A German woman has received a life sentence after being found guilty of murdering five of her six children, all aged between one and eight years.
The court sitting in the city of Wuppertal on Thursday found no extenuating circumstances.
This virtually rules out release for the 28-year-old woman, from the west German city of Solingen, after she has served the normal life term of 15 years.
The woman’s eldest son survived. During the trial, the prosecution alleged she first sedated the children and then drowned or suffocated them one at a time.
Investigating officers believe that seeing a photo of her husband with a new partner was the incident that motivated the crime, which shocked Germany.
The woman then messaged her husband that he would not see the children again.
The children’s bodies were discovered in their beds on September 3 last year. The woman insisted that an intruder had broken into her home, tied her up and forced her to send chat messages before murdering the children.

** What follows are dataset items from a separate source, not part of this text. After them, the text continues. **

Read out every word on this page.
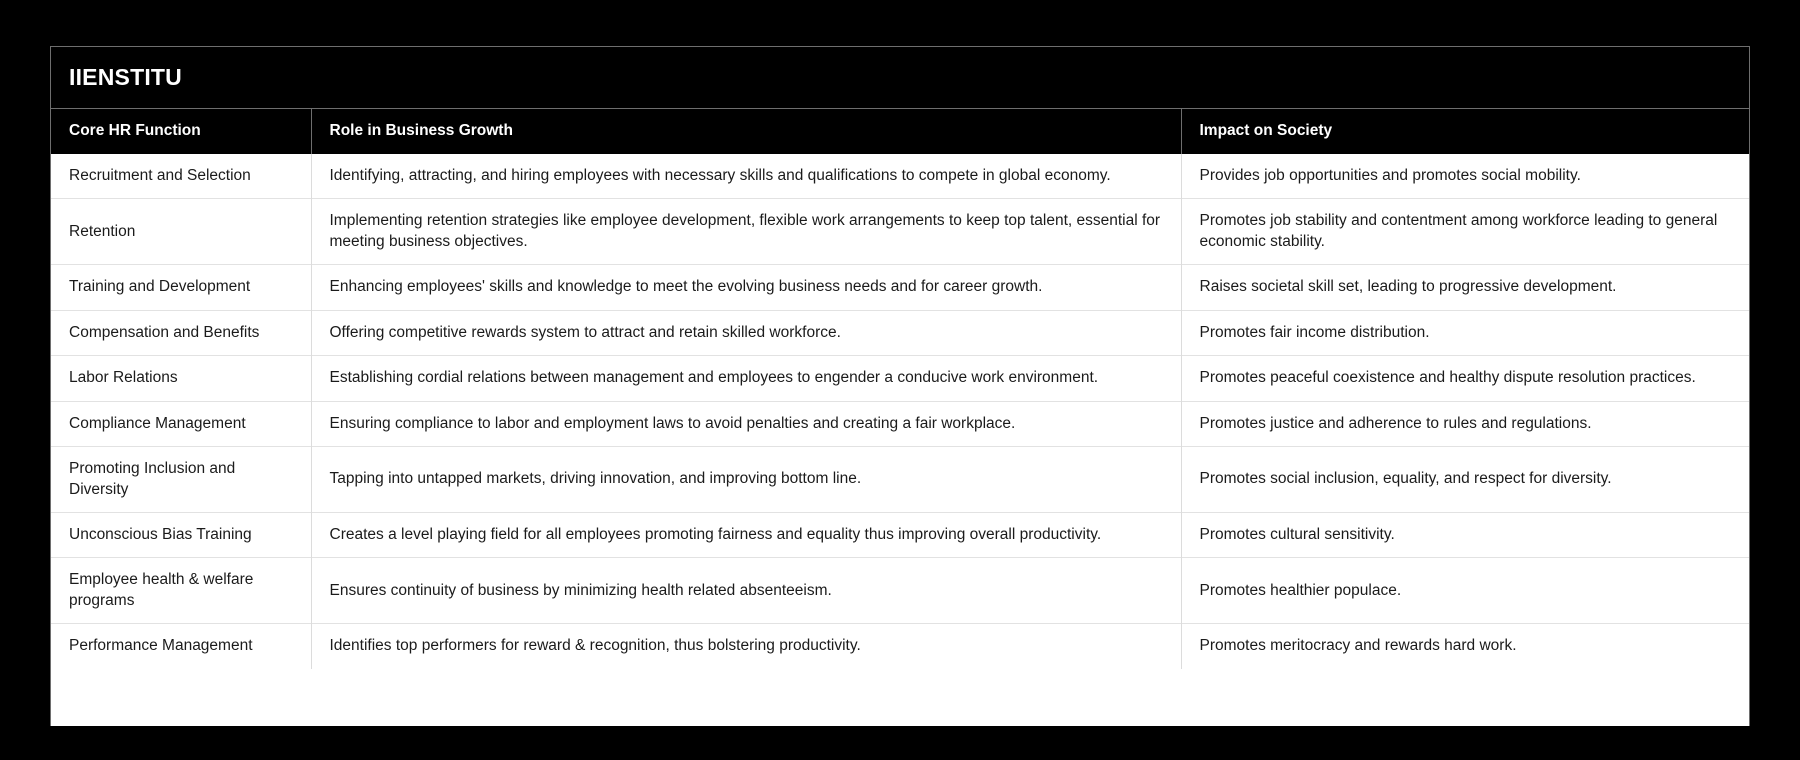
IIENSTITU		
Core HR Function	Role in Business Growth	Impact on Society
Recruitment and Selection	Identifying, attracting, and hiring employees with necessary skills and qualifications to compete in global economy.	Provides job opportunities and promotes social mobility.
Retention	Implementing retention strategies like employee development, flexible work arrangements to keep top talent, essential for meeting business objectives.	Promotes job stability and contentment among workforce leading to general economic stability.
Training and Development	Enhancing employees' skills and knowledge to meet the evolving business needs and for career growth.	Raises societal skill set, leading to progressive development.
Compensation and Benefits	Offering competitive rewards system to attract and retain skilled workforce.	Promotes fair income distribution.
Labor Relations	Establishing cordial relations between management and employees to engender a conducive work environment.	Promotes peaceful coexistence and healthy dispute resolution practices.
Compliance Management	Ensuring compliance to labor and employment laws to avoid penalties and creating a fair workplace.	Promotes justice and adherence to rules and regulations.
Promoting Inclusion and Diversity	Tapping into untapped markets, driving innovation, and improving bottom line.	Promotes social inclusion, equality, and respect for diversity.
Unconscious Bias Training	Creates a level playing field for all employees promoting fairness and equality thus improving overall productivity.	Promotes cultural sensitivity.
Employee health & welfare programs	Ensures continuity of business by minimizing health related absenteeism.	Promotes healthier populace.
Performance Management	Identifies top performers for reward & recognition, thus bolstering productivity.	Promotes meritocracy and rewards hard work.
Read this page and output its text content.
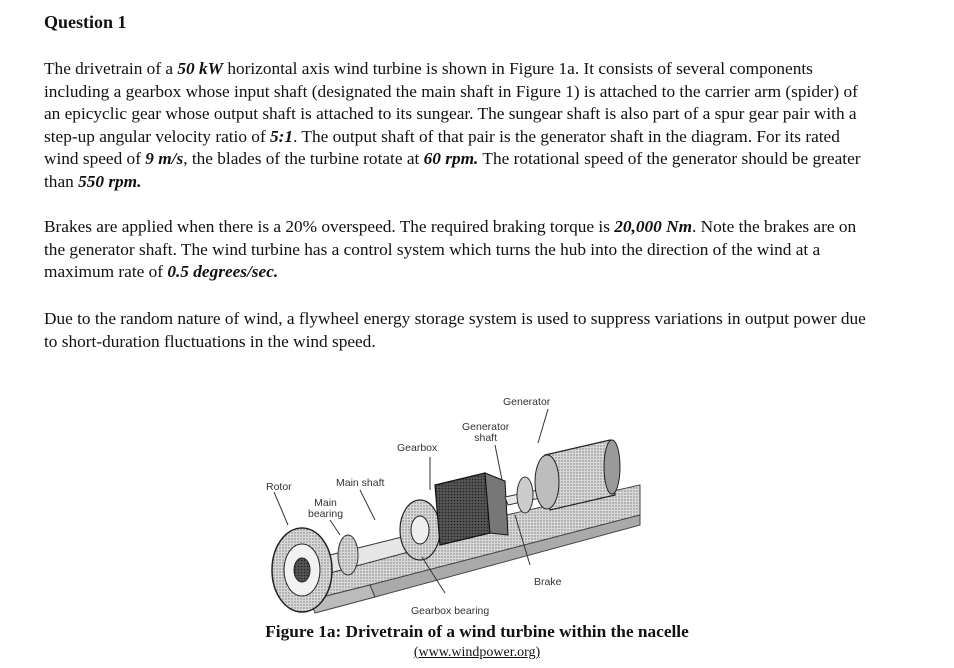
Question 1
The drivetrain of a 50 kW horizontal axis wind turbine is shown in Figure 1a. It consists of several components including a gearbox whose input shaft (designated the main shaft in Figure 1) is attached to the carrier arm (spider) of an epicyclic gear whose output shaft is attached to its sungear. The sungear shaft is also part of a spur gear pair with a step-up angular velocity ratio of 5:1. The output shaft of that pair is the generator shaft in the diagram. For its rated wind speed of 9 m/s, the blades of the turbine rotate at 60 rpm. The rotational speed of the generator should be greater than 550 rpm.
Brakes are applied when there is a 20% overspeed. The required braking torque is 20,000 Nm. Note the brakes are on the generator shaft. The wind turbine has a control system which turns the hub into the direction of the wind at a maximum rate of 0.5 degrees/sec.
Due to the random nature of wind, a flywheel energy storage system is used to suppress variations in output power due to short-duration fluctuations in the wind speed.
Generator
Generator
shaft
Gearbox
Rotor	Main shaft
Main
bearing
Brake
Gearbox bearing
Figure 1a: Drivetrain of a wind turbine within the nacelle
(www.windpower.org)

Psychiatric experts found no evidence of serious mental illness. The woman’s defence lawyer called for her release on the grounds that doubts remained over whether his client had committed the murders.
The court found that Melina, 1, Leonie, 2, Sophie, 3, Timo, 6, and Luca, 8, had been murdered by their mother, who had subsequently thrown herself in front of a train at Dusseldorf central station but survived.
She had sent her eldest son, who survived unscathed, to his grandmother.